食物繊維

腸内細菌量を増やすなど重要な機能を持つ食物繊維

食物繊維とは、ヒトでは消化・吸収されない食物成分のことです。消化・吸収されないため、以前は不要なものと考えられていましたが、近年、重要な生理活性作用を持つことが明らかになってきました。食物繊維には、次のような機能が消化管の中で発揮されることにより、生理作用が現れると考えられます。
・保水性:腸管を通る食物の体積を増やすため、栄養素の吸収を遅くします。
・粘性:胃の内容物が通る速度を遅くします。
・発酵性:腸内細菌により発酵を受けやすくし、腸内細菌量を増やします。
・胆汁酸結合:胆汁酸と結合しやすく、胆汁の排泄を促します。
・陽イオン交換:鉄、カルシウム、銅、亜鉛などのミネラルと結合しやすくします。

高脂血症や糖尿病、大腸がん予防に効果

食物繊維が多く含まれる植物性食品にはビタミン・ミネラル類も多く、しかも低脂肪、低コレステロールであることから、相乗効果も期待でき、生活習慣病であるメタボリックシンドロームの予防効果が高まると考えられます。
・循環器系疾患:食物繊維の粘性によりコレステロールの吸収を低下させ、胆汁酸と結合することによりコレステロールなど脂肪の排泄を促し、高脂血症を防ぎます。
・糖尿病:食物繊維の粘性により、食べた物が胃からゆっくり移動し、栄養素の消化・吸収が遅くなります。そのため、食後の急激な血糖値の上昇が起こりにくく、血糖値を調節するインスリンの分泌も抑えられます(図1)。
・がん:食物繊維の発酵性により腸の善玉菌(ビフィズス菌など)を育て、腸内環境を整えます。
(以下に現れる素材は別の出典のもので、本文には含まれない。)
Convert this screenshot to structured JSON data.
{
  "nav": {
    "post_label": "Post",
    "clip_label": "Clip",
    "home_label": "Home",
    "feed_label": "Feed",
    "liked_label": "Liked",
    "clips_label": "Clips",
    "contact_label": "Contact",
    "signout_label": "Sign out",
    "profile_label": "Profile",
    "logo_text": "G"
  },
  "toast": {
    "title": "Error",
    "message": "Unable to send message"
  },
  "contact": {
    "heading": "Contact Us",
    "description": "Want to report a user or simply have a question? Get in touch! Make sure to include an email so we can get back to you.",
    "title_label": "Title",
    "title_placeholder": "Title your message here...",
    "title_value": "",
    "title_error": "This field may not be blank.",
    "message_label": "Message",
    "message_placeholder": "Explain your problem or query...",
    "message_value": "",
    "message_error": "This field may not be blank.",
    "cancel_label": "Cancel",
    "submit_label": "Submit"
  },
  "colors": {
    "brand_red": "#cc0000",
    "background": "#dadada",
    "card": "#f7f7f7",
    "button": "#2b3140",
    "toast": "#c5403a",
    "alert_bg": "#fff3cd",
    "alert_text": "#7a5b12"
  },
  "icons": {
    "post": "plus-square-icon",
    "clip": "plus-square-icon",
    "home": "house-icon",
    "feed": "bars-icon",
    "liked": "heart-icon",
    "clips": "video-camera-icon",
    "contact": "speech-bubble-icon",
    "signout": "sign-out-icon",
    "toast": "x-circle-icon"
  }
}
また、保水性により排便が促進され便秘を防ぎ、発がん物質などの有害物質の排泄も促進し、大腸がん予防も期待できます。

野菜や果物、穀類、海藻類などが食物繊維を多く含む

食物繊維は、野菜、穀類、イモ類、豆類の筋や皮など、噛(か)んでいて残りやすくいかにも消化しにくそうな不溶性の食物繊維と、果物や海藻類など、舌触りだけではわかりにくい水溶性の食物繊維とがあります。
穀類は食物繊維を多く含む食品ですが、精白米や小麦粉などに精製されることでビタミン、ミネラル類と共に食物繊維は失われてしまいます。また、現代人の野菜の摂取量は減少傾向にあり、10人中8~9人は不足しているのではないかと心配されます。生活習慣病やメタボリックシンドロームの予防のためには、食物繊維を1日20~25gを目標に積極的に摂取することが望まれます。